A core part of managing AI risks and trust lies in AI security. Like any technology, AI systems can have vulnerabilities that malicious actors may seek to exploit. For example, attackers could manipulate training data to introduce biases and flaws into AI decision-making. They could also steal sensitive data used to develop intelligent models. Physical AI systems such as robots could additionally be tampered with to operate in dangerous ways contrary to their intended function.

To mitigate such risks, organizations need to make AI security a priority from initial design through deployment and operation. Best practices would be along the likes of secure engineering, testing systems for vulnerabilities, monitoring systems once in production, controlling access to sensitive data and systems, and having plans to update systems when new threats emerge. Organizations also need to ensure they comply with relevant laws and regulations regarding AI risks.

Beyond security, managing societal-level risks from AI also involves ethics and governance. As AI is deployed in high-stakes domains like healthcare, transportation, finance and law enforcement, ethical risks like biased decisions, lack of transparency, and erosion of human accountability can undermine trust and acceptance. Organizations must therefore assess AI systems for alignment with ethical and cultural norms, be transparent in their AI practices, involve diverse stakeholders, and allow for human oversight and control.

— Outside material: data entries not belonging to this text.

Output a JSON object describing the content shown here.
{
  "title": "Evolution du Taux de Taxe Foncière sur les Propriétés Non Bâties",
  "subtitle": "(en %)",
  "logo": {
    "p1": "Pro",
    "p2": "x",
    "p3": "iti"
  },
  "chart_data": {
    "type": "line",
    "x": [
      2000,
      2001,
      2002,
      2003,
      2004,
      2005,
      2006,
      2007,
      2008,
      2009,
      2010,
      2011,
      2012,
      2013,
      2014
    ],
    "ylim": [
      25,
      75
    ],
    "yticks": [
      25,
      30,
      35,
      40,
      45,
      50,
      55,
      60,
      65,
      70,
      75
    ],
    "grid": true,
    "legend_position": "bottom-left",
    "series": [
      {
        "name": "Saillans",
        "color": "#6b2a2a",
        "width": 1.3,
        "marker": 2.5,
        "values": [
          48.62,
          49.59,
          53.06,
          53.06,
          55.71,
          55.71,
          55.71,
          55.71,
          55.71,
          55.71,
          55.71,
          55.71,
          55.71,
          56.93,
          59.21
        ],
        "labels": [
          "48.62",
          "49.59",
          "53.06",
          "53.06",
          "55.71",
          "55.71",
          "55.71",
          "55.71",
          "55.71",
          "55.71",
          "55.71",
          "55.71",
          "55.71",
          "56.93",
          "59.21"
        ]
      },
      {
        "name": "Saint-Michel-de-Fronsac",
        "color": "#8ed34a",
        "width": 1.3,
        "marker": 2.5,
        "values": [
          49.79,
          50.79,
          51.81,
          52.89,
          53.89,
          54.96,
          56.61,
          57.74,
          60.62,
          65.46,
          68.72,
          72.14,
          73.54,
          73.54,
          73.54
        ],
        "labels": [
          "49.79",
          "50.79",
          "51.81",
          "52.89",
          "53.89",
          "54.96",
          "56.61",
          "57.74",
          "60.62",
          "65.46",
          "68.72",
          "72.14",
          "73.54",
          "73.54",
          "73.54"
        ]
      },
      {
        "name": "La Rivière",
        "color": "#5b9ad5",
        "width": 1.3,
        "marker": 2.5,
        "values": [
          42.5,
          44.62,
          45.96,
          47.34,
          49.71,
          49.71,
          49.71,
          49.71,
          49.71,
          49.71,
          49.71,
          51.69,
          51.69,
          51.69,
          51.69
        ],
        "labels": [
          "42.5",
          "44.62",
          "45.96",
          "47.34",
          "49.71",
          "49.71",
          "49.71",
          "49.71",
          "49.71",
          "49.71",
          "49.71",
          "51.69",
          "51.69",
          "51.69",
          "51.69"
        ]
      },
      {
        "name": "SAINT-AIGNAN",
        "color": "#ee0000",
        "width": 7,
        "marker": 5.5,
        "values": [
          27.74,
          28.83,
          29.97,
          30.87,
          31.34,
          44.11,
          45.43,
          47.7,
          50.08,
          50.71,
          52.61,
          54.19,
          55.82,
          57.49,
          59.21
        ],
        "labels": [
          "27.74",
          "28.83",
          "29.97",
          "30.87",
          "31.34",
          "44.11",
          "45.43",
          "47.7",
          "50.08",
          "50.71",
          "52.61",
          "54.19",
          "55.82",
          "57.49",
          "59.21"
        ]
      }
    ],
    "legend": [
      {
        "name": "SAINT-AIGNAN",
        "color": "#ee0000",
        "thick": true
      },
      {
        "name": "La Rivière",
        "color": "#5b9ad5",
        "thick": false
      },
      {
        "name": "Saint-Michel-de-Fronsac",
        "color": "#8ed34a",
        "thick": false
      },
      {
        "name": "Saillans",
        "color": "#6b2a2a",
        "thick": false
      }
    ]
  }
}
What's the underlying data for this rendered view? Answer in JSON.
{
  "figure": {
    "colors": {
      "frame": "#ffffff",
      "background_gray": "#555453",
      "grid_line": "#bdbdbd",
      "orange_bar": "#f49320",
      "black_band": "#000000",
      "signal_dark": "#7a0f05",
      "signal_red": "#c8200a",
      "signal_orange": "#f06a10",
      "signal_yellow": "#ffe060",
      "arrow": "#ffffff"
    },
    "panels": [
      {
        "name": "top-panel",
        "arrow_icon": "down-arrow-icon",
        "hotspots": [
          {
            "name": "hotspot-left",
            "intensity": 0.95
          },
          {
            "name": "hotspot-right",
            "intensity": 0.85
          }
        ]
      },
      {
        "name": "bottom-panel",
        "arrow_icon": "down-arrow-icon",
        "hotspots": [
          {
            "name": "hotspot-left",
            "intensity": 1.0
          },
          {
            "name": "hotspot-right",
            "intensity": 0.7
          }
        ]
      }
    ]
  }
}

At a broader level, public-private partnerships, government oversight bodies and regulations, voluntary industry standards, and initiatives to support the responsible development of AI will also play a vital role in fostering trust and managing emerging risks. The concepts of trustworthy AI and responsible AI encapsulate this multifaceted approach that combines security, ethics and sound governance of smart technologies.

Managing AI risks and trust is an immense challenge, but a necessary one to ensure these powerful technologies benefit humanity. With a robust, integrated approach across security, ethics and governance, smart tech systems can be developed responsibly, benefit people and society, and earn justified public confidence in this transformative technology.